Science Degree and Liberal Arts: A Career Savvy Move
You don’t hear about it much – combining a science degree and liberal arts minor concentration in college. The fact is this combination can be a career savvy move and set you apart to get that dream job.
Last night my nephew, a freshman at The University of Texas, announced that he was a triple major – math, physics and astronomy on Facebook. I admit – I was a little flippant and asked why not a quad major? I asked that question not to encourage him to step up his overachiever goals in a specific area but to challenge him to stretch differently.
My suggestion was to minor in a Liberal Arts curriculum because that is what will set him apart when he graduates and interviews with companies. One of the major challenges solo track science and technical graduating students face with companies is that they lack social, oral and written skills that show a rounded job applicant.
In fact, parents who I have worked with realize this about their children – always too late. They have invested four years in their education only to find them struggling with the interview process. Here’s why.
Once you pass the first hurdle of meeting with a campus recruiter who verifies that you have their minimum credentials, the interview game ramps up quickly. The next step may be a one-on-one or team interview by phone or at the company. Then there is the last test.
Top notch graduates compete against other graduates in a very visible way. You may be invited to an event where the hiring executives will evaluate your social and oral skills against your peers. If you are a wall flower or handle yourself poorly in social settings, game over. Companies want employees who have the confidence to mingle and work together even in competing situations.
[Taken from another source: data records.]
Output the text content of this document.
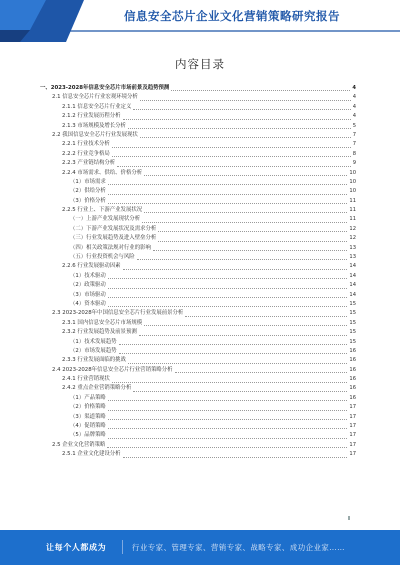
信息安全芯片企业文化营销策略研究报告
内容目录
一、2023-2028年信息安全芯片市场前景及趋势预测	4
2.1 信息安全芯片行业宏观环境分析	4
2.1.1 信息安全芯片行业定义	4
2.1.2 行业发展历程分析	4
2.1.3 市场规模及增长分析	5
2.2 我国信息安全芯片行业发展现状	7
2.2.1 行业技术分析	7
2.2.2 行业竞争格局	8
2.2.3 产业链结构分析	9
2.2.4 市场需求、供给、价格分析	10
（1）市场需求	10
（2）供给分析	10
（3）价格分析	11
2.2.5 行业上、下游产业发展状况	11
（一）上游产业发展现状分析	11
（二）下游产业发展状况及需求分析	12
（三）行业发展趋势及进入壁垒分析	12
（四）相关政策法规对行业的影响	13
（五）行业投资机会与风险	13
2.2.6 行业发展驱动因素	14
（1）技术驱动	14
（2）政策驱动	14
（3）市场驱动	14
（4）资本驱动	15
2.3 2023-2028年中国信息安全芯片行业发展前景分析	15
2.3.1 国内信息安全芯片市场规模	15
2.3.2 行业发展趋势及前景预测	15
（1）技术发展趋势	15
（2）市场发展趋势	16
2.3.3 行业发展面临的挑战	16
2.4 2023-2028年信息安全芯片行业营销策略分析	16
2.4.1 行业营销现状	16
2.4.2 重点企业营销策略分析	16
（1）产品策略	16
（2）价格策略	17
（3）渠道策略	17
（4）促销策略	17
（5）品牌策略	17
2.5 企业文化营销策略	17
2.5.1 企业文化建设分析	17
让每个人都成为	行业专家、管理专家、营销专家、战略专家、成功企业家……
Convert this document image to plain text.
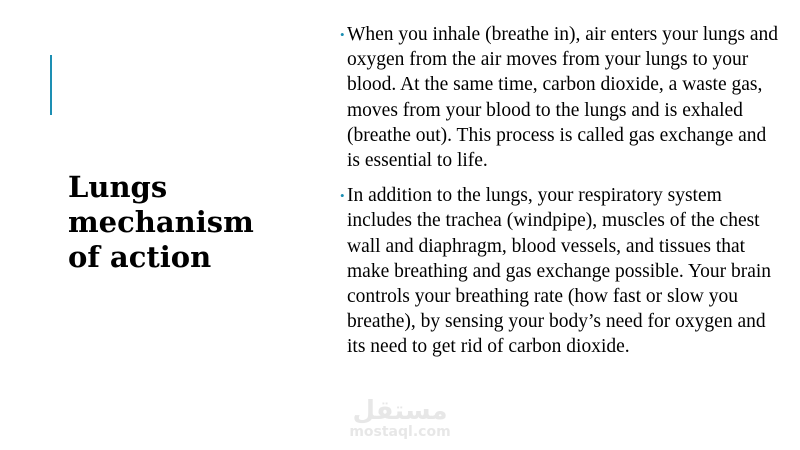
Lungs
mechanism
of action
• When you inhale (breathe in), air enters your lungs and oxygen from the air moves from your lungs to your blood. At the same time, carbon dioxide, a waste gas, moves from your blood to the lungs and is exhaled (breathe out). This process is called gas exchange and is essential to life.
• In addition to the lungs, your respiratory system includes the trachea (windpipe), muscles of the chest wall and diaphragm, blood vessels, and tissues that make breathing and gas exchange possible. Your brain controls your breathing rate (how fast or slow you breathe), by sensing your body’s need for oxygen and its need to get rid of carbon dioxide.
مستقل
mostaql.com
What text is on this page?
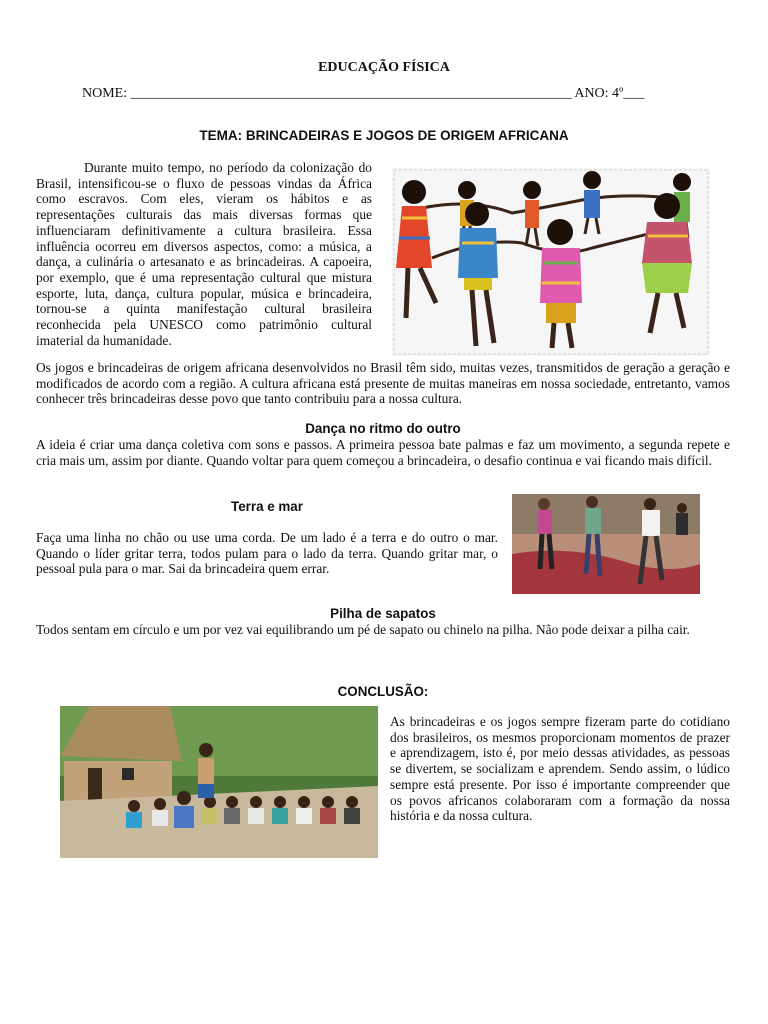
EDUCAÇÃO FÍSICA
NOME: _______________________________________________________________ ANO: 4º___
TEMA: BRINCADEIRAS E JOGOS DE ORIGEM AFRICANA
Durante muito tempo, no período da colonização do Brasil, intensificou-se o fluxo de pessoas vindas da África como escravos. Com eles, vieram os hábitos e as representações culturais das mais diversas formas que influenciaram definitivamente a cultura brasileira. Essa influência ocorreu em diversos aspectos, como: a música, a dança, a culinária o artesanato e as brincadeiras. A capoeira, por exemplo, que é uma representação cultural que mistura esporte, luta, dança, cultura popular, música e brincadeira, tornou-se a quinta manifestação cultural brasileira reconhecida pela UNESCO como patrimônio cultural imaterial da humanidade.
Os jogos e brincadeiras de origem africana desenvolvidos no Brasil têm sido, muitas vezes, transmitidos de geração a geração e modificados de acordo com a região. A cultura africana está presente de muitas maneiras em nossa sociedade, entretanto, vamos conhecer três brincadeiras desse povo que tanto contribuiu para a nossa cultura.
Dança no ritmo do outro
A ideia é criar uma dança coletiva com sons e passos. A primeira pessoa bate palmas e faz um movimento, a segunda repete e cria mais um, assim por diante. Quando voltar para quem começou a brincadeira, o desafio continua e vai ficando mais difícil.
Terra e mar
Faça uma linha no chão ou use uma corda. De um lado é a terra e do outro o mar. Quando o líder gritar terra, todos pulam para o lado da terra. Quando gritar mar, o pessoal pula para o mar. Sai da brincadeira quem errar.
Pilha de sapatos
Todos sentam em círculo e um por vez vai equilibrando um pé de sapato ou chinelo na pilha. Não pode deixar a pilha cair.
CONCLUSÃO:
As brincadeiras e os jogos sempre fizeram parte do cotidiano dos brasileiros, os mesmos proporcionam momentos de prazer e aprendizagem, isto é, por meio dessas atividades, as pessoas se divertem, se socializam e aprendem. Sendo assim, o lúdico sempre está presente. Por isso é importante compreender que os povos africanos colaboraram com a formação da nossa história e da nossa cultura.
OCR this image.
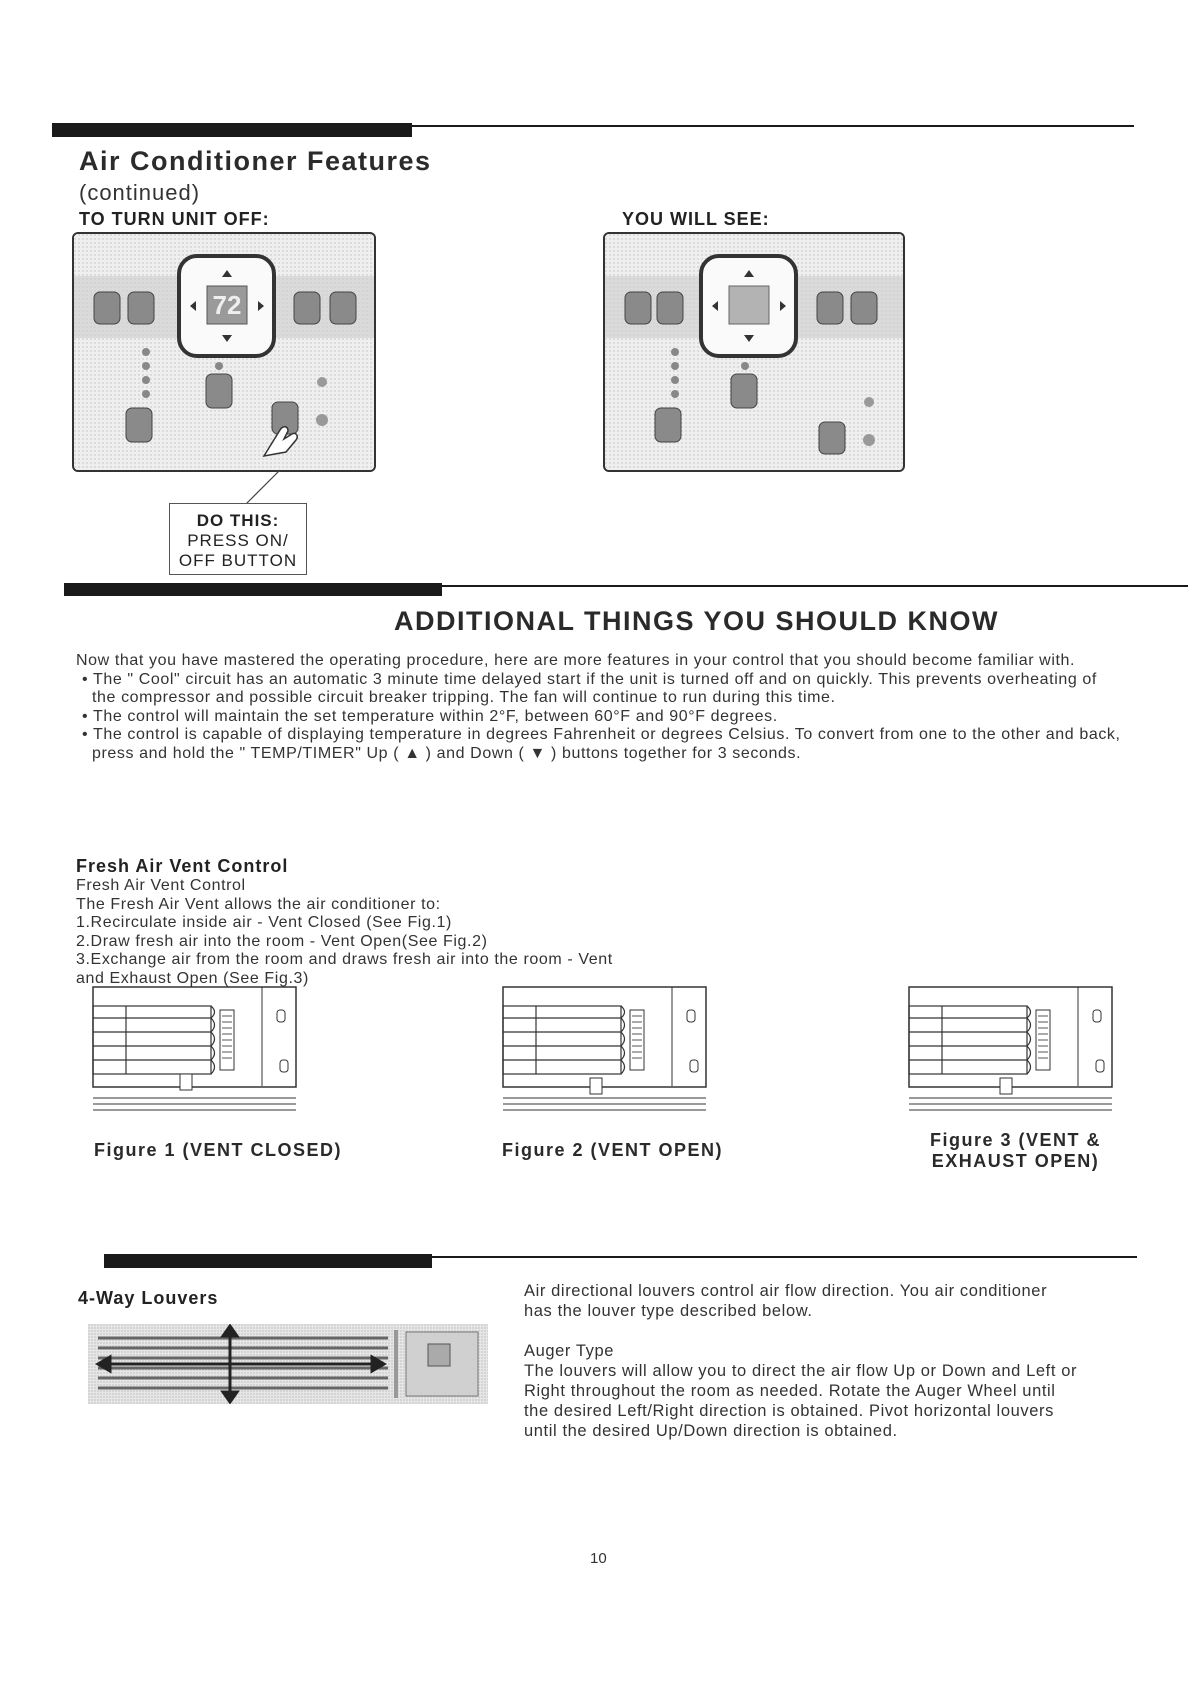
Air Conditioner Features
(continued)
TO TURN UNIT OFF:	YOU WILL SEE:
72
DO THIS:
PRESS ON/
OFF BUTTON
ADDITIONAL THINGS YOU SHOULD KNOW
Now that you have mastered the operating procedure, here are more features in your control that you should become familiar with.
• The " Cool" circuit has an automatic 3 minute time delayed start if the unit is turned off and on quickly. This prevents overheating of the compressor and possible circuit breaker tripping. The fan will continue to run during this time.
• The control will maintain the set temperature within 2°F, between 60°F and 90°F degrees.
• The control is capable of displaying temperature in degrees Fahrenheit or degrees Celsius. To convert from one to the other and back, press and hold the " TEMP/TIMER" Up ( ▲ ) and Down ( ▼ ) buttons together for 3 seconds.
Fresh Air Vent Control
Fresh Air Vent Control
The Fresh Air Vent allows the air conditioner to:
1.Recirculate inside air - Vent Closed (See Fig.1)
2.Draw fresh air into the room - Vent Open(See Fig.2)
3.Exchange air from the room and draws fresh air into the room - Vent
and Exhaust Open (See Fig.3)
Figure 1 (VENT CLOSED)	Figure 2 (VENT OPEN)	Figure 3 (VENT &
EXHAUST OPEN)
4-Way Louvers	Air directional louvers control air flow direction. You air conditioner
has the louver type described below.
Auger Type
The louvers will allow you to direct the air flow Up or Down and Left or
Right throughout the room as needed. Rotate the Auger Wheel until
the desired Left/Right direction is obtained. Pivot horizontal louvers
until the desired Up/Down direction is obtained.
10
How a Science Degree and Liberal Arts Background Helps Your Career
Then there’s the longer term view of how a liberal arts background can serve your career. Companies have fewer top technical positions than they do business or management positions. When you manage people, your social, oral and written skills will be your primary vehicle for moving up the corporate ladder.
My advice: At the very least, take some liberal arts classes and stretch that right part of the brain.